Nico Pandiani

Personal information
- Full name: Jorge Nicolás Pandiani Quaglia
- Date of birth: 10 April 1994 (age 30)
- Place of birth: Montevideo, Uruguay
- Height: 1.82 m (5 ft 11+1⁄2 in)
- Position(s): Centre back

Team information
- Current team: Navarro
- Number: 21

Youth career
- CE Premià

Senior career*
- Years: Team / Apps / (Gls)
- 2012–2013: Villarreal C
- 2013: Atlético Baleares / 2 / (0)
- 2013–2014: Miramar Misiones / 7 / (0)
- 2014–2015: Marino de Luanco / 13 / (0)
- 2015: Canadian
- 2015–2016: Masnou / 21 / (2)
- 2016–2017: Miramar Misiones / 3 / (0)
- 2017–2018: Canadian / 22 / (0)
- 2018: Real Avilés / 11 / (1)
- 2018–2019: Ħamrun Spartans / 1 / (0)
- 2019–2020: Real Avilés / 33 / (3)
- 2020–: Navarro / 10 / (1)

= Nico Pandiani =

Uruguayan footballer (born 1994)

Jorge Nicolás Pandiani Quaglia (born 10 April 1994), known as Nicolás or Nico Pandiani, is a Uruguayan footballer who plays for Spanish Tercera División club Navarro. He plays either at right back or as a central defender.

Pandiani's career has alternated between the lower divisions of Spanish football, with Villarreal C, Atlético Baleares, Marino de Luanco, Masnou, Real Avilés and mst recently Navarro, and the Uruguayan professional divisions, with Miramar Misiones, for which he played Primera División football alongside his father, Walter Pandiani, and Canadian. He also spent half a season with Maltese Premier League club Ħamrun Spartans.

==Life and career==
Pandiani was born in Montevideo, Uruguay, the eldest of three sons of Uruguay international striker Walter Pandiani. The family moved to Spain after Walter established his career there. Nico played in the youth system of CE Premià, and had linked up with the junior teams of Espanyol in 2012–13 pre-season as part of a trial, but then followed his father to Villarreal in August 2012, where he was to play for the club's C team.

In January 2013, the pair moved on to Segunda División B (third tier) club Atlético Baleares, where son as well as father signed a first-team contract. Pandiani made his league debut on 14 April, as a second-half substitute in a 2–0 win away to Levante B, and played once more, starting the penultimate game of the season, a 2–1 defeat away at Sant Andreu, in which his father scored the opening goal.

In late October 2013, Pandiani and Walter returned to Uruguay to join Primera División strugglers Miramar Misiones, where Walter hoped to fulfil his dream of playing professionally in the same team as his son (Atlético Baleares was not a professional team).
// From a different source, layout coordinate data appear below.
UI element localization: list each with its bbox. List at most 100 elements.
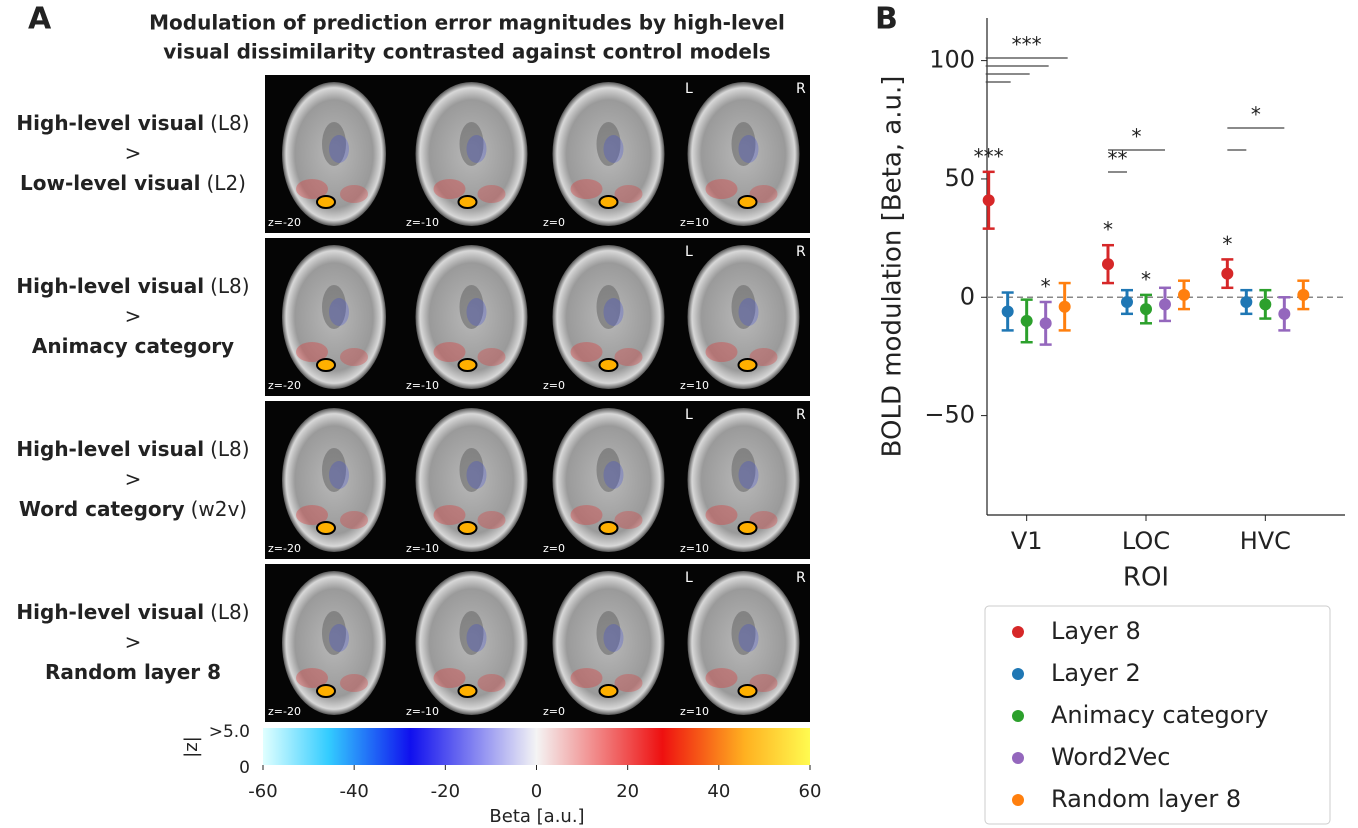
activation-blob — [478, 511, 506, 529]
slice-label: z=-10 — [406, 542, 439, 555]
mean-point — [1259, 298, 1271, 310]
activation-blob — [340, 511, 368, 529]
cluster-outline — [600, 685, 618, 697]
activation-blob — [340, 348, 368, 366]
row-label: Low-level visual(L2) — [20, 171, 246, 195]
colorbar-tick-label: 0 — [531, 781, 542, 802]
row-label: High-level visual(L8) — [16, 274, 249, 298]
activation-blob — [604, 461, 624, 489]
panel-letter: B — [875, 2, 898, 37]
colorbar-tick-label: -20 — [431, 781, 460, 802]
cluster-outline — [600, 522, 618, 534]
activation-blob — [615, 674, 643, 692]
colorbar-label: Beta [a.u.] — [489, 806, 584, 827]
mean-point — [1059, 301, 1071, 313]
row-separator: > — [125, 141, 142, 165]
significance-star: * — [1041, 275, 1051, 299]
mean-point — [1221, 268, 1233, 280]
colorbar-tick-label: 40 — [707, 781, 730, 802]
legend-label: Animacy category — [1051, 701, 1268, 729]
activation-blob — [340, 185, 368, 203]
hemisphere-label: L — [685, 570, 693, 586]
hemisphere-label: R — [796, 570, 806, 586]
mean-point — [1040, 317, 1052, 329]
row-label-part: (L8) — [210, 437, 249, 461]
panel-title: visual dissimilarity contrasted against … — [163, 40, 770, 64]
activation-blob — [467, 298, 487, 326]
row-label: Random layer 8 — [45, 660, 221, 684]
colorbar-tick-label: -40 — [339, 781, 368, 802]
row-label-part: (L8) — [210, 111, 249, 135]
legend-marker — [1012, 668, 1024, 680]
slice-label: z=-20 — [268, 542, 301, 555]
mean-point — [1159, 298, 1171, 310]
activation-blob — [478, 348, 506, 366]
activation-blob — [604, 298, 624, 326]
slice-label: z=0 — [543, 542, 565, 555]
colorbar-tick-label: 60 — [799, 781, 822, 802]
activation-blob — [329, 461, 349, 489]
activation-blob — [467, 461, 487, 489]
activation-blob — [571, 668, 603, 688]
x-axis-label: ROI — [1123, 563, 1169, 593]
mean-point — [1121, 296, 1133, 308]
cluster-outline — [739, 196, 757, 208]
x-tick-label: V1 — [1011, 527, 1043, 555]
slice-label: z=-20 — [268, 216, 301, 229]
cluster-outline — [459, 522, 477, 534]
row-label-part: (L8) — [210, 274, 249, 298]
row-label: High-level visual(L8) — [16, 600, 249, 624]
slice-label: z=10 — [680, 705, 709, 718]
activation-blob — [739, 135, 759, 163]
activation-blob — [478, 674, 506, 692]
mean-point — [1140, 303, 1152, 315]
cluster-outline — [739, 685, 757, 697]
row-separator: > — [125, 304, 142, 328]
colorbar-tick-label: -60 — [248, 781, 277, 802]
row-label-part: High-level visual — [16, 274, 204, 298]
legend-marker — [1012, 626, 1024, 638]
y-tick-label: −50 — [924, 401, 975, 429]
activation-blob — [571, 179, 603, 199]
cluster-outline — [739, 359, 757, 371]
activation-blob — [329, 135, 349, 163]
activation-blob — [706, 342, 738, 362]
row-label-part: Word category — [19, 497, 185, 521]
row-label-part: High-level visual — [16, 600, 204, 624]
row-label: Word category(w2v) — [19, 497, 247, 521]
activation-blob — [615, 185, 643, 203]
cluster-outline — [600, 196, 618, 208]
mean-point — [1240, 296, 1252, 308]
legend-label: Layer 8 — [1051, 617, 1141, 645]
slice-label: z=-10 — [406, 379, 439, 392]
activation-blob — [615, 511, 643, 529]
colorbar-tick-label: 20 — [616, 781, 639, 802]
colorbar-z-tick-label: 0 — [239, 758, 250, 778]
row-label-part: High-level visual — [16, 437, 204, 461]
y-tick-label: 0 — [960, 282, 975, 310]
colorbar — [263, 728, 810, 765]
bracket-label: *** — [1012, 33, 1042, 57]
significance-star: * — [1222, 232, 1232, 256]
activation-blob — [706, 179, 738, 199]
slice-label: z=-10 — [406, 705, 439, 718]
row-label-part: (L2) — [207, 171, 246, 195]
slice-label: z=10 — [680, 216, 709, 229]
row-separator: > — [125, 630, 142, 654]
legend-label: Word2Vec — [1051, 743, 1170, 771]
mean-point — [1278, 308, 1290, 320]
slice-label: z=-20 — [268, 379, 301, 392]
legend-label: Random layer 8 — [1051, 785, 1241, 813]
hemisphere-label: R — [796, 407, 806, 423]
activation-blob — [739, 298, 759, 326]
x-tick-label: HVC — [1240, 527, 1291, 555]
cluster-outline — [317, 196, 335, 208]
hemisphere-label: L — [685, 244, 693, 260]
activation-blob — [434, 342, 466, 362]
slice-label: z=10 — [680, 379, 709, 392]
cluster-outline — [600, 359, 618, 371]
slice-label: z=0 — [543, 216, 565, 229]
y-tick-label: 50 — [944, 164, 975, 192]
significance-star: * — [1103, 218, 1113, 242]
activation-blob — [329, 624, 349, 652]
Pandiani was ineligible to play in the Apertura, and he finally made his professional debut – under his father's captaincy – on the third matchday of the Clausura, on 16 February 2014 away to El Tanque Sisley. Miramar lost 1–0, and Pandiani failed to clear the ball that set up the goal for the hosts. He played once more before relegation was confirmed with five games still to play, and then started the remaining matches to bring his total appearances to seven.

For the 2014–15 season, Pandiani returned to Spain and signed for Segunda B club Marino de Luanco. He made his debut on 20 September as a very late substitute in a 2–2 draw at Atlético Astorga, and made 13 league appearances over the season. His team struggled throughout the campaign, and finished 15 points adrift at the bottom of the division.

Pandiani left Luanco at the end of the season and returned to Uruguay, where he trained with and was reported to have signed for Canadian of the Segunda División. Although expected to start the opening match of the season at the end of October, administrative issues related to international clearance prevented his appearance. A few days later, Spanish club Masnou announced his arrival on a contract to the end of the 2015–16 season. He scored twice from 23 Tercera División appearances, mostly as a starter, before again returning to Uruguay. He re-signed for Miramar Misiones in September 2016, but played only three matches in the 2016 transitional season before signing definitively for Canadian for the 2017 Segunda División season, in which he was a first-team regular.

Pandiani returned to Spanish football in January 2018, signing for Tercera División club Real Avilés until the end of the season. He made 11 appearances before his contract expired, and then joined Ħamrun Spartans of the Maltese Premier League, where he played only once – starting in the 2–1 defeat away to Hibernians – before rejoining Real Avilés a year after first signing for them. Pandiani played regularly as Avilés finished in 14th place, and signed for another year. By mid-season, wages were in arrears, the team was shipping goals and defensive changes were needed. Pandiani was out of favour as well as suffering from a groin injury, and on the last day of the transfer window he moved on to another Tercera club, Navarro. He was only able to play four matches before the season was suspended because of the COVID-19 pandemic.